Age and Its Impact on Outcomes with Intraabdominal Infection

Author(s):
Drew Farmer, Baylor University Medical Center at Dallas; Jeffrey Tessier, JPS Health Network; James Sanders, JPS Health Network; Billy Moore, JPS Health Network; Therese Duane, JPS Health Network

Background:

The STOP-IT trial, published in 2015, was a prospective, multicenter, randomized controlled trial that found similar outcomes in the treatment of intraabdominal infections (IAIs) with a source control procedure in addition to short versus longer duration of antimicrobial therapy. Age has been shown to play a significant role in the etiology of IAIs, but the correlation between age and outcomes after therapy was not investigated.

Hypothesis:

Patients 65 years and older with IAI will have different outcomes than their younger counterparts.

Methods:

Data were obtained by post-hoc analysis of the STOP-IT trial database. Patients were stratified by age <65 (n=398) or ≥65 years (n=120). Characteristics of the groups including clinical indicators of disease severity (max WBC, max temperature, APACHE II score, total antibiotic days, total hospital days, isolation of enterococcus, MRSA), hospital vs. community-acquired infections, and site of the infection were analyzed. Primary outcomes were surgical site infection (SSI), recurrent IAI (RecIAI), and death, as well as a composite outcome (CO) of all three. Multivariate analysis was performed to identify independent predictors of outcomes.

Results:

Characteristics of the two groups were similar except lower maximum body temperatures (37.8 ± 0.9 vs. 37.5 ± 0.8, p= 0.002) and higher APACHE II scores (9.0 ± 5.8 vs. 13.4 ± 5.4, p =<0.0001) were observed in the older set. Rates of hospital vs. community acquired infections were similar in both groups (p=0.19).
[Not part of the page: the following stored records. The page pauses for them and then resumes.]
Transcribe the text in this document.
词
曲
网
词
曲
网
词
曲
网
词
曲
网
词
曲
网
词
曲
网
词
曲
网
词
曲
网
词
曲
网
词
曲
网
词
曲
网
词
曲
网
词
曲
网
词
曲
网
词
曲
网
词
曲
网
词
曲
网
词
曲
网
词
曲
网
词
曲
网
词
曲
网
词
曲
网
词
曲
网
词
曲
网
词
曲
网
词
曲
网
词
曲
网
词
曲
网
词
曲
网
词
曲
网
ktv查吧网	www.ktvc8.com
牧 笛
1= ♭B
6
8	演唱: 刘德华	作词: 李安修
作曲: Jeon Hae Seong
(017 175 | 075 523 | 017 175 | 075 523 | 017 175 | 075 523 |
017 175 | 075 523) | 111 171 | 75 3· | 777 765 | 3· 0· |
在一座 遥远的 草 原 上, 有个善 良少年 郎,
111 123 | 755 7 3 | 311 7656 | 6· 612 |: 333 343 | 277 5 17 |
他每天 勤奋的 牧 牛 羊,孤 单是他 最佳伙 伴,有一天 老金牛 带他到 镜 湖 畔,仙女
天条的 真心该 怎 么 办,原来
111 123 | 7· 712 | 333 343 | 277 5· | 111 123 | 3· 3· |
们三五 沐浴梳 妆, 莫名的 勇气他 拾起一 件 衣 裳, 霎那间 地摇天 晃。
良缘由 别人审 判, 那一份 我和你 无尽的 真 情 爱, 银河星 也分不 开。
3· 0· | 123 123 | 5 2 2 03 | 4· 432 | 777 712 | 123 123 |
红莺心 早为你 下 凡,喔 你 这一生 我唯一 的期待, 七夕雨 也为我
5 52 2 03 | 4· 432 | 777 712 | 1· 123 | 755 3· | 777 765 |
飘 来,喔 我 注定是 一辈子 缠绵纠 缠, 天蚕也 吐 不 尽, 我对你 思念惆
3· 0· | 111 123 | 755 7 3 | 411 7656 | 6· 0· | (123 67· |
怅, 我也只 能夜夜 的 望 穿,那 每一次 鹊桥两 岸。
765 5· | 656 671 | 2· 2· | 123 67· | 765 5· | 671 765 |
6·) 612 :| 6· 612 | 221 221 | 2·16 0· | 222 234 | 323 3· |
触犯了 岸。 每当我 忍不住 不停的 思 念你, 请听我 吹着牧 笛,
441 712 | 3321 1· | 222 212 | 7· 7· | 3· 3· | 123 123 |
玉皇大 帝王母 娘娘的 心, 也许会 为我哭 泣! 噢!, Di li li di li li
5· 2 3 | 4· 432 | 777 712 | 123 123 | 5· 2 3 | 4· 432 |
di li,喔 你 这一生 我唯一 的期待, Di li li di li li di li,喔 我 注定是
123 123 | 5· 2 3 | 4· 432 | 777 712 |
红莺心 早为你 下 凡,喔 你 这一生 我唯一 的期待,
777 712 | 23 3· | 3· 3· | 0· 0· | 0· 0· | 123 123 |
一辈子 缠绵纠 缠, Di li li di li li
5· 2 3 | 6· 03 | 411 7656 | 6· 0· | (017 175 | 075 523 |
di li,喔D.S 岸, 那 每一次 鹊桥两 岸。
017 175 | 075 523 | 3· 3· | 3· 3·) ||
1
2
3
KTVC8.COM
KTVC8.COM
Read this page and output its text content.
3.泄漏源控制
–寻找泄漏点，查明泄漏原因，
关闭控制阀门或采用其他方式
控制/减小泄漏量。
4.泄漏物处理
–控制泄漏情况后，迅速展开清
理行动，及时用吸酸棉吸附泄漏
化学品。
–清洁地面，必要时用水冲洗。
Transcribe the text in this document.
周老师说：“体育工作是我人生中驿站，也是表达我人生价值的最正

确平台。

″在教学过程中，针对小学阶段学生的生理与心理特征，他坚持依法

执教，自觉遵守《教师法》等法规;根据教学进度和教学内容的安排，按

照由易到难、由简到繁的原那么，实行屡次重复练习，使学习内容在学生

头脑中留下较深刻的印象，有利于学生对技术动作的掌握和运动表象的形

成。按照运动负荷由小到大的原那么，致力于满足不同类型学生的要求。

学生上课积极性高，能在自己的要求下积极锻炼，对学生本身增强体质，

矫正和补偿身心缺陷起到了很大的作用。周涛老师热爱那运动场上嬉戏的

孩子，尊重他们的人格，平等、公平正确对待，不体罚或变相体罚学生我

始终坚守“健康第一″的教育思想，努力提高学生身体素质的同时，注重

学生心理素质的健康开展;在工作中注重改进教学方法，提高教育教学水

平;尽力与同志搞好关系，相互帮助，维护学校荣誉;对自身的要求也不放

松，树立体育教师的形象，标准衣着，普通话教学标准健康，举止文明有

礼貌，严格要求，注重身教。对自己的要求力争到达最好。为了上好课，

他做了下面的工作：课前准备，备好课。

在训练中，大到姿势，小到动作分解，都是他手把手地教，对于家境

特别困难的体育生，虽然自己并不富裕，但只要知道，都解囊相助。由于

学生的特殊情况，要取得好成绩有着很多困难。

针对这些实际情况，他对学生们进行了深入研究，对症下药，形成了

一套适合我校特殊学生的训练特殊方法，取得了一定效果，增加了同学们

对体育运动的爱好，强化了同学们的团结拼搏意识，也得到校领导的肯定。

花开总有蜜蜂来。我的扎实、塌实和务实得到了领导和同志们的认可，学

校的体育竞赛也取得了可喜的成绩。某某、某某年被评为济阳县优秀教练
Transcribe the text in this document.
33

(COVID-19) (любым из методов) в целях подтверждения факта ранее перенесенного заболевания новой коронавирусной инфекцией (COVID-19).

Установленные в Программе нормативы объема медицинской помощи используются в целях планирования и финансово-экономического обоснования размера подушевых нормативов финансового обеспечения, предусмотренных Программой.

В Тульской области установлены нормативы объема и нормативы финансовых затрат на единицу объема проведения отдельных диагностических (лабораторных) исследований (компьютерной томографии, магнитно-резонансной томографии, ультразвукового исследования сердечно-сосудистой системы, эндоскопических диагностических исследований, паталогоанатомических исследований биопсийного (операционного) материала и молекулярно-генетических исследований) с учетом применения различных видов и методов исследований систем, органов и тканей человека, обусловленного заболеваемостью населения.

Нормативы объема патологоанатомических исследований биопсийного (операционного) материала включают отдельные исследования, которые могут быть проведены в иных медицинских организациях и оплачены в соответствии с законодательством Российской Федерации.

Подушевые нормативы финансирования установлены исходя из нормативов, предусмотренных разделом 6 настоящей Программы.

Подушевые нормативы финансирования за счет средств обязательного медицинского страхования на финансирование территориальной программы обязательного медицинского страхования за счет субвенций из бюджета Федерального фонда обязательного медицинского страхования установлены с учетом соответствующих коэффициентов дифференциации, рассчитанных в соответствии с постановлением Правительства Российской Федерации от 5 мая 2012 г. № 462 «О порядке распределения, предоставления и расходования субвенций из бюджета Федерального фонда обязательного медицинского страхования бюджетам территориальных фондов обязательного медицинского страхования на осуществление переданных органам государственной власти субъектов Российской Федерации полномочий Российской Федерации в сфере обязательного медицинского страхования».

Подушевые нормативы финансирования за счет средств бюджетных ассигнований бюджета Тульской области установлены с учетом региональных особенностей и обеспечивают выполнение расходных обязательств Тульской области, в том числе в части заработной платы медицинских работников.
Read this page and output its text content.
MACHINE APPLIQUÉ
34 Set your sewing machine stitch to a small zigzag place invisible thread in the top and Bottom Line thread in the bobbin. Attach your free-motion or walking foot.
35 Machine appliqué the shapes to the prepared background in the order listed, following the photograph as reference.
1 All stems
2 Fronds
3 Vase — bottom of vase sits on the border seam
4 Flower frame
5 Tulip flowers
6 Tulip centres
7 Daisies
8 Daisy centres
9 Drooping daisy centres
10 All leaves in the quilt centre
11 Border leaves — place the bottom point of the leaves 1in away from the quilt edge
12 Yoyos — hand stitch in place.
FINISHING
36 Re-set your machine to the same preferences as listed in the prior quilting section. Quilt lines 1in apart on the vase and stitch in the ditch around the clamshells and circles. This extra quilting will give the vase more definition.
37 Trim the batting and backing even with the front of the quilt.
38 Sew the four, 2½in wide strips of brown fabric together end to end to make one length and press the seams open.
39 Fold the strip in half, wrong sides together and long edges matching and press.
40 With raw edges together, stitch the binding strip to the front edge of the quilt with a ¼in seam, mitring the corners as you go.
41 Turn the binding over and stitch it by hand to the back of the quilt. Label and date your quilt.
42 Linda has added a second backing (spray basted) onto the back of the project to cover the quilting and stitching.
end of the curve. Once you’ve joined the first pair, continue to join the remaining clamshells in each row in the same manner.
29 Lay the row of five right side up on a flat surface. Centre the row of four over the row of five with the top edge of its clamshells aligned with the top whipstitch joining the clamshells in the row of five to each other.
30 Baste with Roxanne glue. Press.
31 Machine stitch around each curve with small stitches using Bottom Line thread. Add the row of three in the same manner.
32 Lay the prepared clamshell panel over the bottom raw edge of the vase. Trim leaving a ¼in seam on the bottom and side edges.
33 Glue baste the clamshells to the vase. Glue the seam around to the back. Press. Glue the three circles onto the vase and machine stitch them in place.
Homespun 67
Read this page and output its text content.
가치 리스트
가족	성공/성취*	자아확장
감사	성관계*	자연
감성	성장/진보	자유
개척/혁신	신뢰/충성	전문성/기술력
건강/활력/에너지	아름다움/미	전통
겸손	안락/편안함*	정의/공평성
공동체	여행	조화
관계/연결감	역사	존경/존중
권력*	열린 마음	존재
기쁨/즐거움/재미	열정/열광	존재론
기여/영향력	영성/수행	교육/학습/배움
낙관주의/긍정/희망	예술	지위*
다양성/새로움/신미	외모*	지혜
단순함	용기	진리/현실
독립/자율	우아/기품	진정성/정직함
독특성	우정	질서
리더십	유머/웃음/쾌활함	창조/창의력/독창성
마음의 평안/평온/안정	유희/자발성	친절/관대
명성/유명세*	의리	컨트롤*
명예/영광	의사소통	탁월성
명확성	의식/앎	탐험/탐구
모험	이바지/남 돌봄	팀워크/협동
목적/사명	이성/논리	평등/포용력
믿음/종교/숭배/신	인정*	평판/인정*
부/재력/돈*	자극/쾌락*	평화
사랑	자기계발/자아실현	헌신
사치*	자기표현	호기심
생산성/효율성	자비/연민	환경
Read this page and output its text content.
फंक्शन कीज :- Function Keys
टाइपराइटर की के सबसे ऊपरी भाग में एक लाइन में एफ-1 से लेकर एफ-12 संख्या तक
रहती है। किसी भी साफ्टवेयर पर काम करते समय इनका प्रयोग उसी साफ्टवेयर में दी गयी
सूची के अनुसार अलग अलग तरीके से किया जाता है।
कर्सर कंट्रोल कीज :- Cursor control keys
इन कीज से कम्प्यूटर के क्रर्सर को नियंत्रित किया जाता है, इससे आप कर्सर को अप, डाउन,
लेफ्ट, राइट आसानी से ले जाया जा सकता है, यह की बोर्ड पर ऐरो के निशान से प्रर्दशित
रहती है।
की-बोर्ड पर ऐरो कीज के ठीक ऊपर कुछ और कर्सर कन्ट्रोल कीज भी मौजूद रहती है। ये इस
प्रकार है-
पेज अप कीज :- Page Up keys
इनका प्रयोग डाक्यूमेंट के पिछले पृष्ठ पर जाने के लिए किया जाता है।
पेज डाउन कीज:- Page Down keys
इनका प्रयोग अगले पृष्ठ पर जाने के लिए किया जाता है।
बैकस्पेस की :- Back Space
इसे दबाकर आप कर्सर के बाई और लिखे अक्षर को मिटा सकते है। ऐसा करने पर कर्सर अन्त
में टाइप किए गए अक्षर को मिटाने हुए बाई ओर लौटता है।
Colon or rectum as source of IAI was more common in the older group (29.9% vs. 48.3%, p=0.0002) while small intestine (16.3% vs. 6.7%, p=0.008), appendix (17.1% vs. 4.2%, p= 0.0004), and biliary tree (9.1% vs. 16.7%, p=0.02) were more commonly seen in the younger group. Other source sites within the abdomen were statistically similar in their prevalence. Among the primary outcomes, only death was significantly different between the age groups and was more prevalent in the ≥65 years group (1 [0.3%] vs. 4 [3.3%], p=0.003). SSI (7.3% vs. 9.2%, p=0.50), RecIAI (14.4% vs. 15.8%, p=0.69), and CO (20.4% vs. 26.7%, p=0.14) were statistically similar between the age groups and this remained true when controlling for other covariates.

Conclusions:

Patient age was not a predictor of SSI, RecIAI or a CO. These findings suggest that age itself does not play a significant role in predicting these outcomes, and therefore should not drive changes in management or alter the prognosis of patients with IAIs.